Data recently released by OTDA highlights the impact of the COVID financial crisis on black and Latino tenants. In New York City, more than 46 percent of PIU applicants identified as black or African American, while about 38 percent identified their ethnicity as Latin or Hispanic. OTDA data does not take into account the overlap between people who identify as both.

OTDA also released postcode-level application data for each New York county. West Bronx ZIP code 10453 has the highest number of apps (3,177) in the state, followed by nearby Morrisania ZIP code 10456 with 3,011.
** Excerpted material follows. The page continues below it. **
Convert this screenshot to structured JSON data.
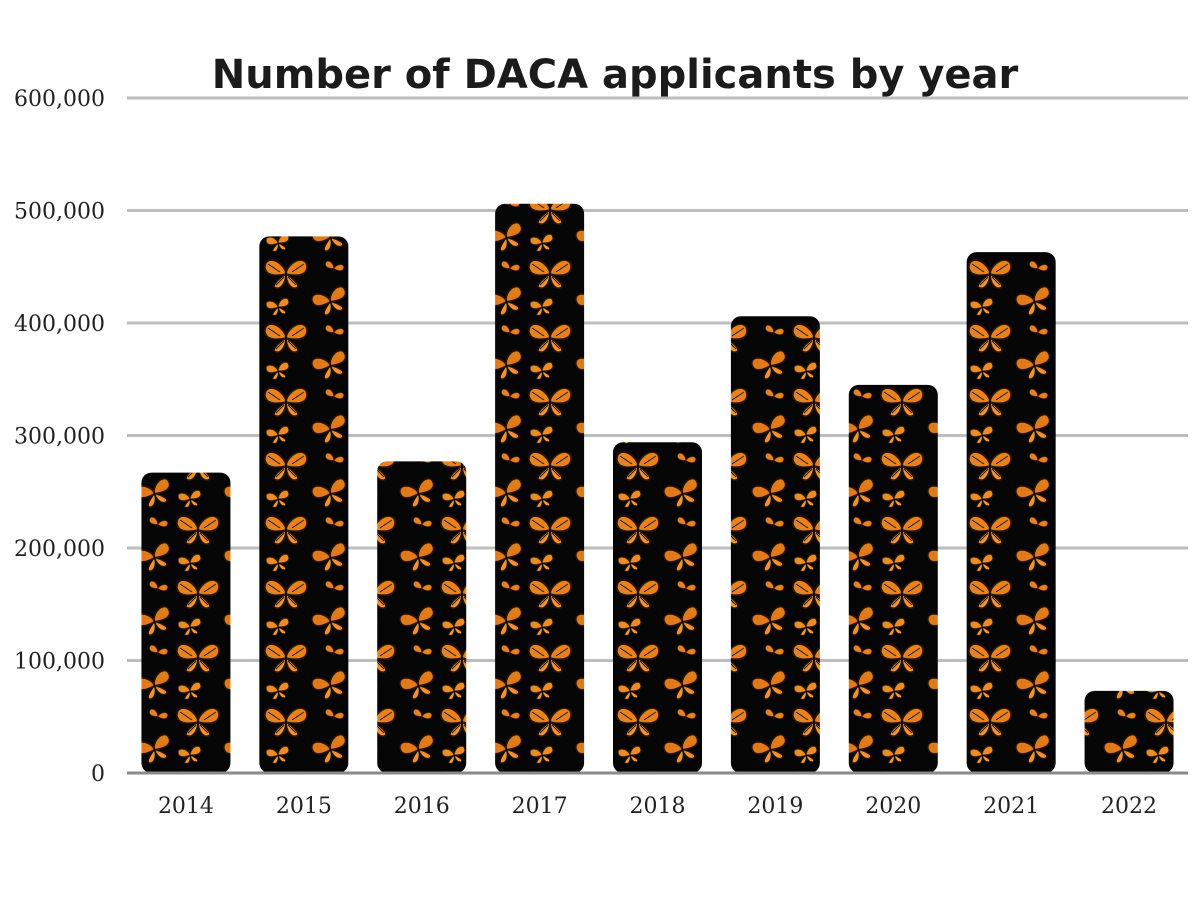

ERAP has been plagued with delays and problems since its deployment on June 1, although the state and its contractors have addressed some issues, such as the inability to save and resume a long request to a later date.

Yet nonprofits, tenant advocates and homeowner groups have highlighted persistent flaws for applicants across the state.

Catholic Charities Director of Operations Lakisha Morris on Thursday urged OTDA to continue consulting with vendors like her organization, which has received a municipal contract to help tenant requests, to improve the PIU.

“The Emergency Rental Assistance Program is a long-awaited source of hope and relief for those who have been victims of the economic devastation caused by the COVID-19 pandemic,” Morris said. providers to address concerns highlighted in the testimony of those present today, the state can help avert a looming eviction crisis and accelerate its social and economic recovery.